Let’s look at what happened to Apple when it initiated a 7-for-1 stock split a year ago. [Note: While you should never ever base your decision to buy one stock on a different stock’s historical performance, it helps to have an example.]
Apple announced its 7-for-1 stock split back on April 23, 2014, and the stock closed that day at $74.96 (split adjusted). By the time the stock split took effect, the shares were up 24%, to open at $92.70. Yesterday the shares closed at $124.53, a 34% improvement since the split took effect, and 66% gain since the split was announced.
Again, I’m not saying the same monster gain will happen to Netflix. But I’m betting that we’ll see at least some of that increase.
The best news about all of this? You can use my advice to avoid making the same mistake I did. You see, I bought my shares too early. I bought right after the stock split was announced, and paid $704 a share. But I’m putting out this post today so you can be smarter.
Since I bought my shares, Netflix has been down about 8%, to close at $645.62 yesterday. That’s because Netflix got hit with a one-two punch in the past week.

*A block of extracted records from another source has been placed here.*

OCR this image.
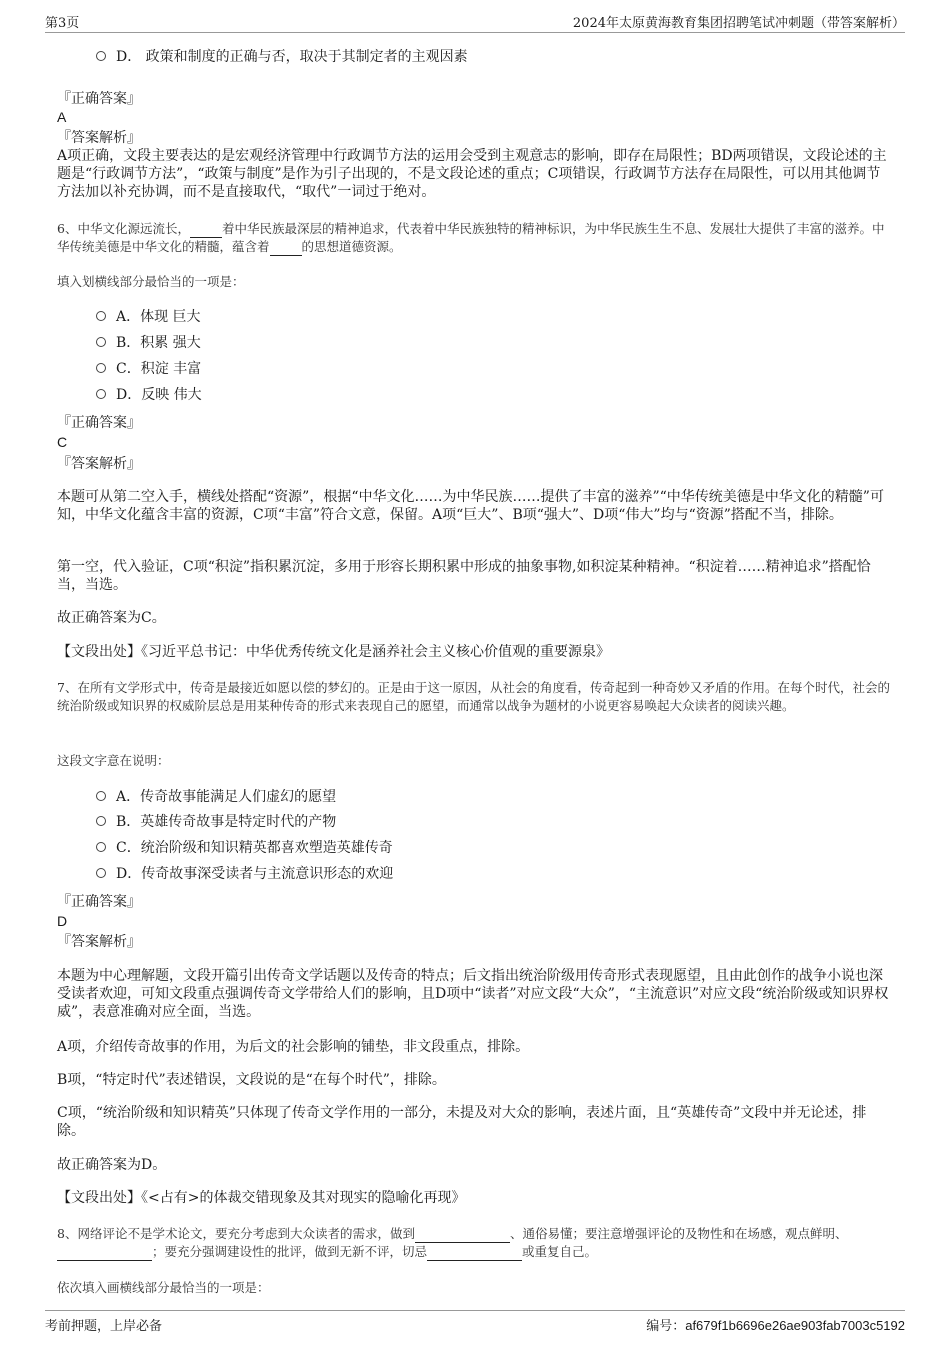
第3页	2024年太原黄海教育集团招聘笔试冲刺题（带答案解析）
D． 政策和制度的正确与否，取决于其制定者的主观因素
『正确答案』
A
『答案解析』
A项正确，文段主要表达的是宏观经济管理中行政调节方法的运用会受到主观意志的影响，即存在局限性；BD两项错误，文段论述的主题是“行政调节方法”，“政策与制度”是作为引子出现的，不是文段论述的重点；C项错误，行政调节方法存在局限性，可以用其他调节方法加以补充协调，而不是直接取代，“取代”一词过于绝对。
6、中华文化源远流长，	着中华民族最深层的精神追求，代表着中华民族独特的精神标识，为中华民族生生不息、发展壮大提供了丰富的滋养。中华传统美德是中华文化的精髓，蕴含着	的思想道德资源。
填入划横线部分最恰当的一项是：
A．体现 巨大
B．积累 强大
C．积淀 丰富
D．反映 伟大
『正确答案』
C
『答案解析』
本题可从第二空入手，横线处搭配“资源”，根据“中华文化……为中华民族……提供了丰富的滋养”“中华传统美德是中华文化的精髓”可知，中华文化蕴含丰富的资源，C项“丰富”符合文意，保留。A项“巨大”、B项“强大”、D项“伟大”均与“资源”搭配不当，排除。
第一空，代入验证，C项“积淀”指积累沉淀，多用于形容长期积累中形成的抽象事物,如积淀某种精神。“积淀着……精神追求”搭配恰当，当选。
故正确答案为C。
【文段出处】《习近平总书记：中华优秀传统文化是涵养社会主义核心价值观的重要源泉》
7、在所有文学形式中，传奇是最接近如愿以偿的梦幻的。正是由于这一原因，从社会的角度看，传奇起到一种奇妙又矛盾的作用。在每个时代，社会的统治阶级或知识界的权威阶层总是用某种传奇的形式来表现自己的愿望，而通常以战争为题材的小说更容易唤起大众读者的阅读兴趣。
这段文字意在说明：
A．传奇故事能满足人们虚幻的愿望
B．英雄传奇故事是特定时代的产物
C．统治阶级和知识精英都喜欢塑造英雄传奇
D．传奇故事深受读者与主流意识形态的欢迎
『正确答案』
D
『答案解析』
本题为中心理解题，文段开篇引出传奇文学话题以及传奇的特点；后文指出统治阶级用传奇形式表现愿望，且由此创作的战争小说也深受读者欢迎，可知文段重点强调传奇文学带给人们的影响，且D项中“读者”对应文段“大众”，“主流意识”对应文段“统治阶级或知识界权威”，表意准确对应全面，当选。
A项，介绍传奇故事的作用，为后文的社会影响的铺垫，非文段重点，排除。
B项，“特定时代”表述错误，文段说的是“在每个时代”，排除。
C项，“统治阶级和知识精英”只体现了传奇文学作用的一部分，未提及对大众的影响，表述片面，且“英雄传奇”文段中并无论述，排除。
故正确答案为D。
【文段出处】《<占有>的体裁交错现象及其对现实的隐喻化再现》
8、网络评论不是学术论文，要充分考虑到大众读者的需求，做到	、通俗易懂；要注意增强评论的及物性和在场感，观点鲜明、；要充分强调建设性的批评，做到无新不评，切忌	或重复自己。
依次填入画横线部分最恰当的一项是：
考前押题，上岸必备	编号：af679f1b6696e26ae903fab7003c5192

First, Carl Icahn decided to follow up on Netflix’s stock split announcement with a Twitter announcement of his own (surprise, surprise). He announced that he had sold all of his substantial Netflix position. That caused many investors to follow suit. You might not have heard of him, but to portfolio managers, it was almost the same as Warren Buffett saying he’d sold out. Many investors tend to listen.
Then the stock market was down overall yesterday in the wake of Greece’s financial crisis. You can read some context here, but in a nutshell, bailout talks broke down this weekend. That means Greek’s bailout money is looking less secure, and Greece had to shut down its banks this week amid fears they can’t make good on all the money consumers want to take out. As a result, Greece could be forced to exit the euro, and a whole boatload of financial instability could take place in the region. Unsurprisingly, threats of economic instability sent the stock market spiraling down.
The thing is, neither of these causes for Netflix’s price drop have anything to do with Netflix’s core business. Therefore you can take advantage of the drops to buy in to Netflix before the stock split, and at a lower price.
It’s a win for everyone! Well, except Greece.